Emmert’s skill as a colorist has always been the focal component of her expressionistic portraiture. “Color,” says Emmert, “corresponds to the complexity of life.” In “Einstein Number 3” we see the artist looking at earlier works in the series to choose a predominantly blue and white palette. The colors suggest guilt and remorse, feelings that plagued Einstein after working with the U. S. to fabricate the Atomic Bomb. With touches of somewhat arbitrary color to the face and hair, Emmert was able to create a balanced and aesthetically pleasing image, which commemorates the most brilliant icon of the 20th century.
Emmert’s enthralling portraiture, always appealing to the eye, is generally bold and colorful. They are visually attractive but also are compelling psychological portraits, intimating the inner life of the subject. The preliminary sketch on a fresh canvas, done entirely with the brush, lays the foundation for numerous layers of paint. The layered pigment, often applied with the palette knife, creates texture, contrast, and depth. This can be seen in Emmert’s distinctive rendering of the artist Frida Kahlo. In this painting, Emmert constructs a fictive space, which separates her subject from the aura-like background. “Frida’s image is carefully placed within the painted frame for intimate viewing.” Points out art historian David Heffner, Ph. D. “Clearly there is an intimate connection between the artist and her subject.”

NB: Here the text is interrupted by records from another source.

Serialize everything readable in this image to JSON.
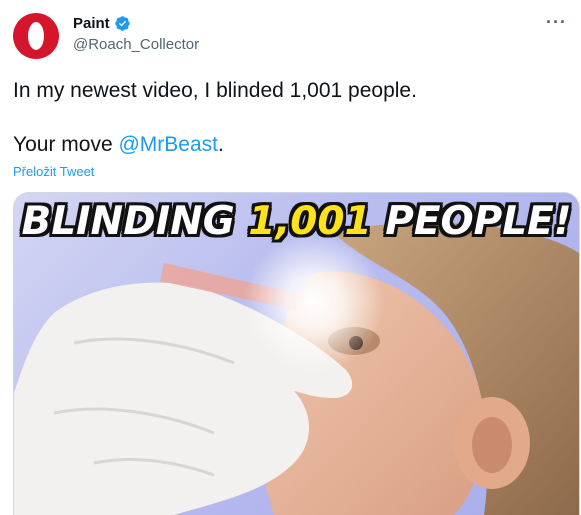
{
  "tweet": {
    "display_name": "Paint",
    "handle": "@Roach_Collector",
    "more_icon": "more-icon",
    "line1": "In my newest video, I blinded 1,001 people.",
    "line2_prefix": "Your move ",
    "mention": "@MrBeast",
    "line2_suffix": ".",
    "translate_label": "Přeložit Tweet"
  },
  "media": {
    "banner_part1": "BLINDING ",
    "banner_highlight": "1,001",
    "banner_part2": " PEOPLE!"
  },
  "colors": {
    "brand_avatar": "#d5152b",
    "link": "#1d9bf0",
    "verified": "#1d9bf0",
    "banner_highlight": "#ffe21a"
  }
}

Charlie Emmert’s recent works showcase her ability to layer and manipulate paint. She communicates with vibrant color in place of words what she considers to be the true essence of her subject. Her innovative approach to portraiture publicizes her potential to be a significant artist in the future and reveals her eagerness to be working in the studio.
Charlie has had numerous one-person shows and has participated in various group shows. Her work is in private and public collections. The Faust Gallery in Scottsdale, Arizona carries her work, and the West Valley Art Museum will feature her work in a one-person show in March of 2007.